La domanda dunque è se le obbligazioni offrano un buon valore a questi livelli. È sempre una domanda a cui è difficile dare risposta. Io mi chiederei se il rendimento potenziale del reddito fisso oggi è sufficiente a compensare i rischi percepiti. Io credo che il rischio per il capitale derivante da un aumento dei tassi di interesse in questo momento sia molto più basso, i rischi di insolvenza non sono variati molto e le prospettive economiche globali non sono così deboli da spingere i premi per il rischio di credito al rialzo. Inoltre, credo che l’andamento dei mercati potrebbe rendere le obbligazioni ancora più costose prima che cambi qualcosa. Come abbiamo già detto, la tendenza della domanda e dell’offerta in molti Paesi rappresenta un fattore positivo in questo senso. È realistico concludere che il livello degli spread di credito in molti mercati possa ritornare sui livelli del primo semestre del 2018. Questo significa un potenziale restringimento degli spread di 15-20 punti base nei mercati del credito investment grade e di 50-75 punti base nei mercati high yield. L’indice sulle obbligazioni dei mercati emergenti in valuta forte che seguo, il JP Morgan Global Diversified Index, forse ha anticipato la situazione. Il debito dei mercati emergenti ha iniziato a recuperare prima dei mercati del credito dei Paesi sviluppati, ma è possibile un nuovo restringimento dagli attuali 340 p.b. a 300 p.b. circa.

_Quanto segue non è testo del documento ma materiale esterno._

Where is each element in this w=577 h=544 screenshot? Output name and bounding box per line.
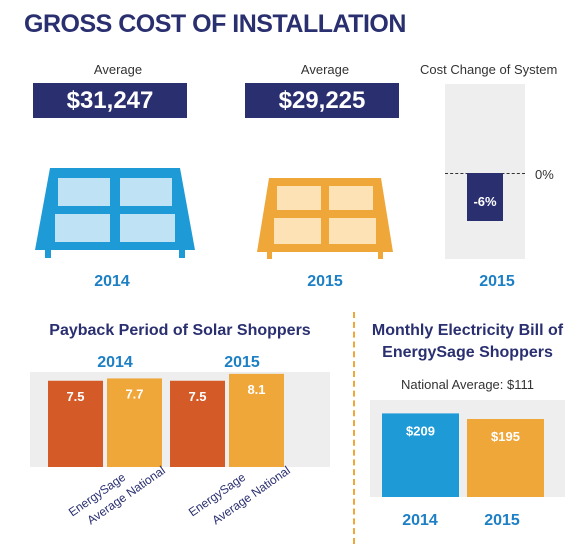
payback-title: Payback Period of Solar Shoppers bbox=[49, 322, 311, 339]
payback-chart: 7.5 7.7 7.5 8.1 bbox=[48, 373, 284, 467]
average-label-2015: Average bbox=[300, 62, 350, 77]
year-label-2014: 2014 bbox=[94, 273, 130, 290]
cost-change-bar bbox=[467, 173, 503, 221]
solar-panel-2014-icon bbox=[35, 168, 195, 258]
bill-bar-2015 bbox=[467, 419, 544, 497]
bill-bar-label-2015: $195 bbox=[491, 429, 520, 444]
payback-bar-2015-0 bbox=[170, 380, 225, 467]
bill-bar-2014 bbox=[382, 413, 459, 497]
payback-year-2014: 2014 bbox=[97, 354, 133, 371]
bill-year-2015: 2015 bbox=[484, 512, 520, 529]
payback-bar-2015-1 bbox=[229, 373, 284, 467]
payback-bar-2014-1 bbox=[107, 378, 162, 467]
cost-change-title: Cost Change of System bbox=[420, 62, 558, 77]
national-average: National Average: $111 bbox=[401, 377, 534, 392]
average-cost-2015: $29,225 bbox=[245, 83, 399, 118]
bill-title-line1: Monthly Electricity Bill of bbox=[371, 322, 564, 339]
page-title: GROSS COST OF INSTALLATION bbox=[24, 10, 406, 38]
year-label-2015: 2015 bbox=[307, 273, 343, 290]
solar-panel-2015-icon bbox=[257, 178, 393, 259]
bill-year-2014: 2014 bbox=[402, 512, 438, 529]
payback-bar-label-2014-1: 7.7 bbox=[125, 386, 143, 401]
bill-chart: $209 $195 bbox=[382, 413, 544, 497]
cost-change-panel bbox=[445, 84, 525, 259]
average-cost-2014: $31,247 bbox=[33, 83, 187, 118]
cost-change-year: 2015 bbox=[479, 273, 515, 290]
payback-year-2015: 2015 bbox=[224, 354, 260, 371]
cost-change-bar-label: -6% bbox=[473, 194, 497, 209]
payback-bar-label-2015-1: 8.1 bbox=[247, 382, 265, 397]
bill-title-line2: EnergySage Shoppers bbox=[382, 344, 553, 361]
zero-percent-label: 0% bbox=[535, 167, 554, 182]
cost-change-chart: -6% bbox=[467, 173, 503, 221]
payback-bar-label-2015-0: 7.5 bbox=[188, 389, 206, 404]
payback-bar-2014-0 bbox=[48, 380, 103, 467]
vertical-divider bbox=[353, 312, 355, 544]
payback-bar-label-2014-0: 7.5 bbox=[66, 389, 84, 404]
average-label-2014: Average bbox=[93, 62, 143, 77]
bill-bar-label-2014: $209 bbox=[406, 423, 435, 438]
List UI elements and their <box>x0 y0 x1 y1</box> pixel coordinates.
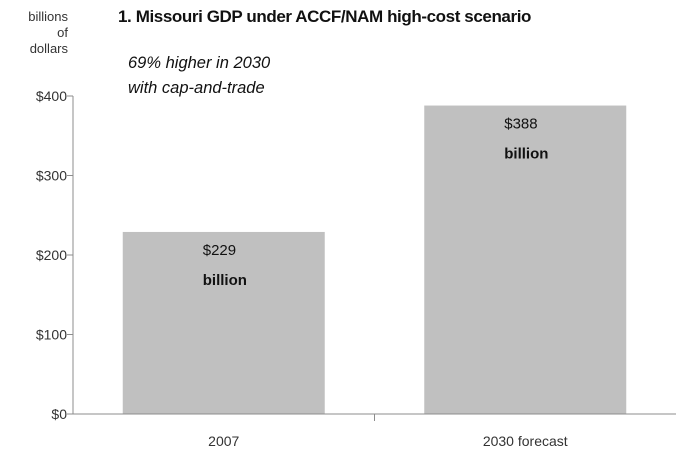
chart-annotation: 69% higher in 2030 with cap-and-trade <box>128 51 270 101</box>
data-label: $229 <box>203 242 236 259</box>
bar <box>122 231 325 414</box>
annotation-line: with cap-and-trade <box>128 79 265 97</box>
y-tick-label: $0 <box>51 406 67 422</box>
annotation-line: 69% higher in 2030 <box>128 54 271 72</box>
chart-title: 1. Missouri GDP under ACCF/NAM high-cost… <box>118 7 532 26</box>
y-axis-label-line: dollars <box>29 41 68 56</box>
bar <box>424 105 627 414</box>
x-tick-label: 2007 <box>208 433 239 449</box>
y-tick-label: $300 <box>36 168 67 184</box>
x-tick-label: 2030 forecast <box>483 433 568 449</box>
y-axis-label-line: billions <box>28 9 68 24</box>
y-tick-label: $400 <box>36 88 67 104</box>
y-axis-label-line: of <box>57 25 68 40</box>
y-tick-label: $100 <box>36 327 67 343</box>
y-axis-label: billions of dollars <box>2 9 68 57</box>
data-label: billion <box>203 272 247 289</box>
data-label: $388 <box>504 116 537 133</box>
data-label: billion <box>504 146 548 163</box>
y-tick-label: $200 <box>36 247 67 263</box>
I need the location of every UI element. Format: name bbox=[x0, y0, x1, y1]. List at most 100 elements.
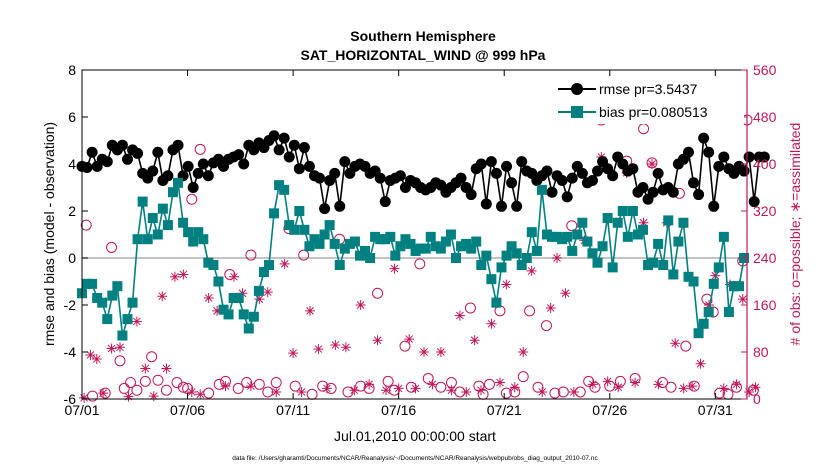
rmse-point bbox=[546, 186, 558, 198]
rmse-point bbox=[334, 200, 346, 212]
possible-obs-point bbox=[583, 375, 595, 387]
bias-point bbox=[157, 203, 168, 214]
rmse-point bbox=[586, 174, 598, 186]
possible-obs-point bbox=[399, 340, 411, 352]
bias-point bbox=[607, 262, 618, 273]
legend-bias-marker bbox=[571, 106, 583, 118]
bias-point bbox=[309, 234, 320, 245]
rmse-point bbox=[652, 167, 664, 179]
legend-box bbox=[553, 76, 744, 124]
assimilated-obs-point bbox=[410, 383, 421, 394]
assimilated-obs-point bbox=[638, 217, 649, 228]
assimilated-obs-point bbox=[446, 385, 457, 396]
bias-point bbox=[228, 292, 239, 303]
assimilated-obs-point bbox=[381, 385, 391, 396]
rmse-point bbox=[561, 191, 573, 203]
bias-point bbox=[683, 271, 694, 282]
x-tick-label: 07/26 bbox=[592, 402, 627, 418]
rmse-point bbox=[455, 172, 467, 184]
rmse-point bbox=[592, 165, 604, 177]
rmse-point bbox=[162, 170, 174, 182]
assimilated-obs-point bbox=[602, 376, 613, 387]
rmse-point bbox=[394, 170, 406, 182]
rmse-point bbox=[667, 186, 679, 198]
bias-point bbox=[713, 262, 724, 273]
bias-point bbox=[471, 236, 482, 247]
rmse-point bbox=[116, 139, 128, 151]
bias-point bbox=[734, 281, 745, 292]
assimilated-obs-point bbox=[476, 385, 486, 396]
data-file-footnote: data file: /Users/gharamti/Documents/NCA… bbox=[232, 455, 598, 462]
assimilated-obs-point bbox=[509, 382, 520, 393]
bias-point bbox=[602, 213, 613, 224]
assimilated-obs-point bbox=[140, 363, 151, 374]
bias-point bbox=[173, 177, 184, 188]
bias-point bbox=[466, 243, 477, 254]
bias-point bbox=[223, 309, 234, 320]
rmse-point bbox=[278, 132, 290, 144]
bias-point bbox=[491, 297, 502, 308]
bias-point bbox=[243, 323, 254, 334]
y-tick-label: -2 bbox=[64, 297, 77, 313]
assimilated-obs-point bbox=[568, 386, 579, 397]
bias-point bbox=[531, 245, 542, 256]
bias-point bbox=[117, 330, 128, 341]
rmse-point bbox=[121, 153, 133, 165]
bias-point bbox=[253, 285, 264, 296]
assimilated-obs-point bbox=[148, 391, 159, 402]
bias-point bbox=[526, 227, 537, 238]
y-right-tick-label: 320 bbox=[753, 203, 777, 219]
possible-obs-point bbox=[355, 380, 367, 392]
assimilated-obs-point bbox=[123, 391, 134, 402]
bias-point bbox=[461, 238, 472, 249]
bias-point bbox=[299, 224, 310, 235]
possible-obs-point bbox=[701, 293, 713, 305]
assimilated-obs-point bbox=[526, 265, 537, 276]
possible-obs-point bbox=[382, 375, 394, 387]
assimilated-obs-point bbox=[731, 379, 742, 390]
assimilated-obs-point bbox=[630, 377, 641, 388]
rmse-point bbox=[708, 200, 720, 212]
bias-point bbox=[349, 236, 360, 247]
bias-point bbox=[476, 260, 487, 271]
assimilated-obs-point bbox=[501, 279, 512, 290]
y-tick-label: 2 bbox=[68, 203, 76, 219]
assimilated-obs-point bbox=[419, 347, 429, 357]
bias-point bbox=[637, 224, 648, 235]
assimilated-obs-point bbox=[115, 342, 125, 353]
y-axis-label: rmse and bias (model - observation) bbox=[41, 122, 57, 346]
bias-point bbox=[284, 220, 295, 231]
possible-obs-point bbox=[194, 143, 206, 155]
possible-obs-point bbox=[483, 378, 495, 390]
bias-point bbox=[572, 229, 583, 240]
possible-obs-point bbox=[87, 390, 99, 402]
possible-obs-point bbox=[146, 351, 158, 363]
rmse-point bbox=[374, 172, 386, 184]
bias-point bbox=[152, 229, 163, 240]
possible-obs-point bbox=[500, 387, 512, 399]
bias-point bbox=[218, 304, 229, 315]
assimilated-obs-point bbox=[85, 349, 96, 360]
rmse-point bbox=[147, 165, 159, 177]
bias-point bbox=[213, 276, 224, 287]
chart-subtitle: SAT_HORIZONTAL_WIND @ 999 hPa bbox=[301, 47, 546, 63]
y-tick-label: -6 bbox=[64, 391, 77, 407]
bias-point bbox=[552, 231, 563, 242]
bias-point bbox=[198, 234, 209, 245]
bias-point bbox=[698, 318, 709, 329]
bias-point bbox=[557, 234, 568, 245]
bias-point bbox=[183, 227, 194, 238]
rmse-point bbox=[197, 158, 209, 170]
bias-point bbox=[728, 281, 739, 292]
assimilated-obs-point bbox=[91, 354, 102, 365]
possible-obs-point bbox=[186, 193, 198, 205]
assimilated-obs-point bbox=[427, 379, 438, 390]
rmse-point bbox=[627, 163, 639, 175]
rmse-point bbox=[465, 189, 477, 201]
rmse-point bbox=[182, 160, 194, 172]
assimilated-obs-point bbox=[195, 389, 206, 400]
rmse-point bbox=[698, 132, 710, 144]
bias-point bbox=[410, 245, 421, 256]
x-tick-label: 07/06 bbox=[170, 402, 205, 418]
rmse-point bbox=[86, 146, 98, 158]
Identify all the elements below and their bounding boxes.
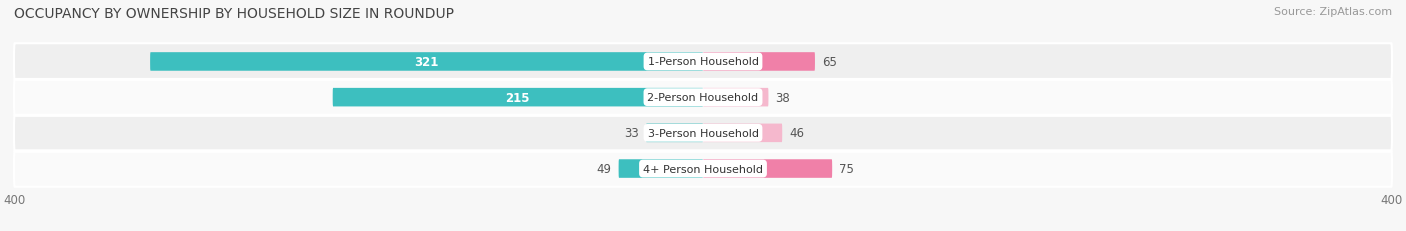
FancyBboxPatch shape (703, 124, 782, 143)
FancyBboxPatch shape (14, 80, 1392, 116)
Text: 4+ Person Household: 4+ Person Household (643, 164, 763, 174)
Text: 321: 321 (415, 56, 439, 69)
Text: 1-Person Household: 1-Person Household (648, 57, 758, 67)
Text: 49: 49 (596, 162, 612, 175)
Text: 38: 38 (775, 91, 790, 104)
FancyBboxPatch shape (619, 160, 703, 178)
FancyBboxPatch shape (14, 44, 1392, 80)
FancyBboxPatch shape (647, 124, 703, 143)
Text: 33: 33 (624, 127, 640, 140)
Text: 3-Person Household: 3-Person Household (648, 128, 758, 138)
FancyBboxPatch shape (150, 53, 703, 71)
Text: 46: 46 (789, 127, 804, 140)
FancyBboxPatch shape (703, 88, 769, 107)
FancyBboxPatch shape (703, 53, 815, 71)
Text: 75: 75 (839, 162, 853, 175)
Text: OCCUPANCY BY OWNERSHIP BY HOUSEHOLD SIZE IN ROUNDUP: OCCUPANCY BY OWNERSHIP BY HOUSEHOLD SIZE… (14, 7, 454, 21)
FancyBboxPatch shape (14, 115, 1392, 151)
Text: 65: 65 (823, 56, 837, 69)
Text: 2-Person Household: 2-Person Household (647, 93, 759, 103)
FancyBboxPatch shape (14, 151, 1392, 187)
Text: 215: 215 (506, 91, 530, 104)
FancyBboxPatch shape (333, 88, 703, 107)
FancyBboxPatch shape (703, 160, 832, 178)
Text: Source: ZipAtlas.com: Source: ZipAtlas.com (1274, 7, 1392, 17)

La Federal Reserve potrebbe cambiare orientamento?

Il rischio per questa visione rialzista sui rendimenti obbligazionari dipende principalmente da un cambiamento nell’approccio della banca centrale americana. Tuttavia è piuttosto difficile che la Federal Reserve cambi idea, pertanto c’è valore nella “Fed put”. L’inflazione dovrebbe risalire. Anche in tal caso, tra i circoli della politica monetaria, c’è chi ritiene che sia tollerabile (se non auspicabile) un periodo di inflazione oltre il target. Appare alquanto improbabile in questo momento che le aspettative inflazionistiche improvvisamente si impennino e oggi, se si pensa a un possibile errore di politica monetaria, preoccupa di più un’eventuale stretta eccessiva da parte della Federal Reserve che un allentamento. C’è comunque la possibilità che l’economia americana continui alla massima capacità, con un aumento dell’occupazione e dei salari. Queste dinamiche potrebbero invertire la recente direzione degli yield obbligazionari e portare a un moderato aumento dei tassi di breakeven per il segmento indicizzato all’inflazione. Negli ultimi anni, diversi economisti avevano previsto un aumento dell’inflazione e dei tassi di interesse ma generalmente non hanno avuto ragione, oppure l’hanno avuta solo per un breve periodo di tempo.

Non mi stancherò mai di ripetere che uno degli strumenti che hanno riportato le migliori performance nel 2018 sono i Bund trentennali, che hanno iniziato l’anno con uno yield-to- maturity dell’1,3% per produrre un rendimento complessivo vicino al 10%. I fondi obbligazionari diversificati a gestione attiva, che sono in grado di coprire il rischio di credito e di interesse e che privilegiano gli strumenti con le migliori performance, possono offrire un rendimento complessivo superiore allo yield. In una realtà caratterizzata da bassi tassi di interesse, molto dipende dalla sensibilità dell’obbligazione alle variazioni delle prospettive dei tassi e del credito.